Method 2 of 3: Leopardine Gecko
For more information read How to Care for the Leopard Gecko
Step 1. Feed the geckos a varied diet on a daily basis
Step 2. Add as much food to the tank as the gecko can eat in 15 minutes
Don't leave crickets hopping around all day, as they will feed on the gecko.
Step 3. Mealworms, waxworms, crickets and cockroaches are all good food
Be sure to refrigerate the mealworms, as these turn into cockroaches if left at room temperature.
Step 4. Dust the meal insects with calcium + vitamin D powder
This is very important to ensure bone health (your gecko, like all reptiles, is vulnerable to all the most common and painful metabolic bone diseases).

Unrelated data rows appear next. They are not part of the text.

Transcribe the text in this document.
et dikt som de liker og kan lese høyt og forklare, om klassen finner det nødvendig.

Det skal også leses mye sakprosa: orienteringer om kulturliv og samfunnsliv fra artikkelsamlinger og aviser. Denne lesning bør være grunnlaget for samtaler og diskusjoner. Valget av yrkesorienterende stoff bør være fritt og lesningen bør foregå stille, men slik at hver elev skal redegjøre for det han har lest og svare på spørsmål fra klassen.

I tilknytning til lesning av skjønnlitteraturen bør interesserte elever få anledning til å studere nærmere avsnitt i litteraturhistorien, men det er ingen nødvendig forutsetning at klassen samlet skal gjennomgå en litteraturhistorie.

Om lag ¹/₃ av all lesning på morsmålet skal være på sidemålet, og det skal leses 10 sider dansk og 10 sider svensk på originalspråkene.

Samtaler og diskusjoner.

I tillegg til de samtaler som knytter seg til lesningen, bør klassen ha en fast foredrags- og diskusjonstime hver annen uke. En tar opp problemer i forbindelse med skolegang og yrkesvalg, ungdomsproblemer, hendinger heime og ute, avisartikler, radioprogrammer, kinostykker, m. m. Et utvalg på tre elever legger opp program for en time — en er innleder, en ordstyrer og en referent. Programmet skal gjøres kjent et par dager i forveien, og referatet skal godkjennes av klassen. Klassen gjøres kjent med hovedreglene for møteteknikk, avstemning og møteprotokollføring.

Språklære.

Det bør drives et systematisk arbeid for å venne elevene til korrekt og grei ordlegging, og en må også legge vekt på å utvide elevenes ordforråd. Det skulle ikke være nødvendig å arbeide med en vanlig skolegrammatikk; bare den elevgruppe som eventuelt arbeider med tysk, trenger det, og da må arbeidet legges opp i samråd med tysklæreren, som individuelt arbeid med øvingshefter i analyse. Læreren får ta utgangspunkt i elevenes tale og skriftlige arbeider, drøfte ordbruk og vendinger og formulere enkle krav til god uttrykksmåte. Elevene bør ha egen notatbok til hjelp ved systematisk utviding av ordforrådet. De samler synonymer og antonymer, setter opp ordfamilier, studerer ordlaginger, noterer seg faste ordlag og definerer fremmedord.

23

Method 3 of 3: Uromastic Lizard
Step 1. The best part about uromastics is that they eat foods that can be obtained from grocery stores
Adult uromastics will eat a mix of dark green leafy vegetables such as Chinese cabbage and spring salad mix. Remember to remove the dark substance in the spring salad. Don't feed uromastics with romaine or iceberg lettuce! Lettuce has a very low nutritional value.
Step 2. Sprinkle turtle powder over the food to supplement it, and mix a sprinkle of juvenile iguana food
Step 3. Feed it once a day in a small bowl (remember to rinse it)
Step 4. Puppies require a higher dose of protein than adults, so give them a small amount of crickets every week
If you have a wild-caught lizard that doesn't eat, you'll need a vet to force it to feed (not as brutal as it sounds).